Compared to their 2012 data, Microsoft attracted a significantly larger proportion of attacks in 2013. In 2012, they attracted fewer than 12 per cent of the total attacks reported. In 2013, this rose to almost 22 per cent of the total attacks reported. In contracts, Apple's share dropped from almost 15 per cent to just over 3 per cent. Dell reported 14 zero-day vulnerabilities in 2013. Browser-based attacks lead the list with Java being the most targeted application, followed closely by Internet Explorer, and Adobe Flash Player.
SCADA systems were not immune from attack with systems from Siemens responsible from just over a third of all the reported vulnerabilities. The next most vulnerable systems came from Cisco with just 12 per centof the reported vulnerabilities. Over a quarter of these vulnerabilities left system operators vulnerable to DDoS attacks improper input validation, buffer overflow and privilege escalation the next most popular categories of CADA vulnerability.
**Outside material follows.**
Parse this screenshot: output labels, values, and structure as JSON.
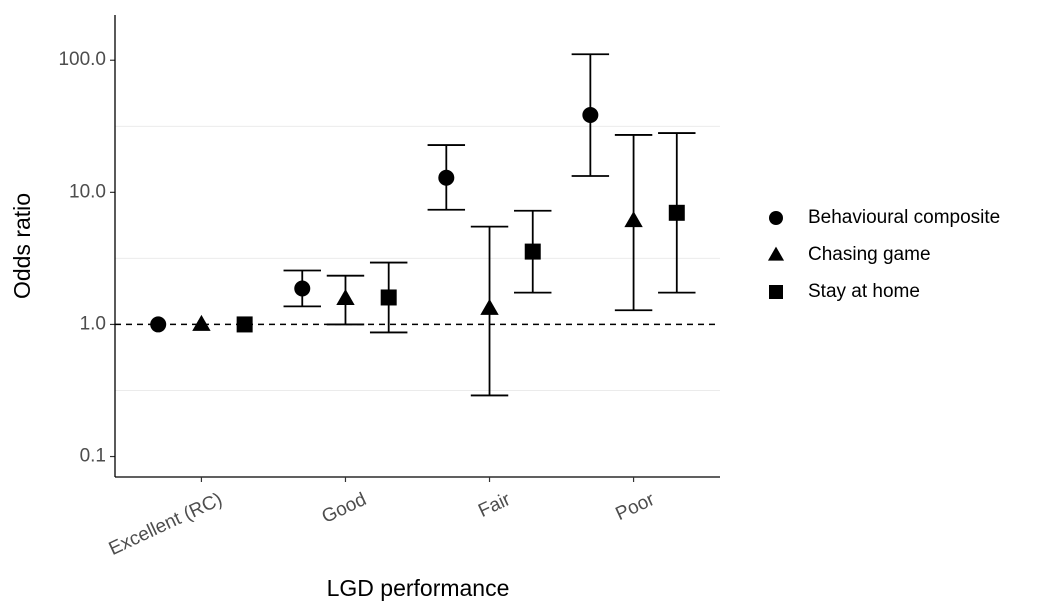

The most popular types of targeted attacks in 2013 were targeted spam against corporate employees leveraging services like fax, voicemail, printers and scanners; sophisticated ransomware like CryptoLocker; SSL-based malware download and communication and; and web-based exploit kits with zero-day exploit payloads resulting in drive-by malware download and install on the targeted machine.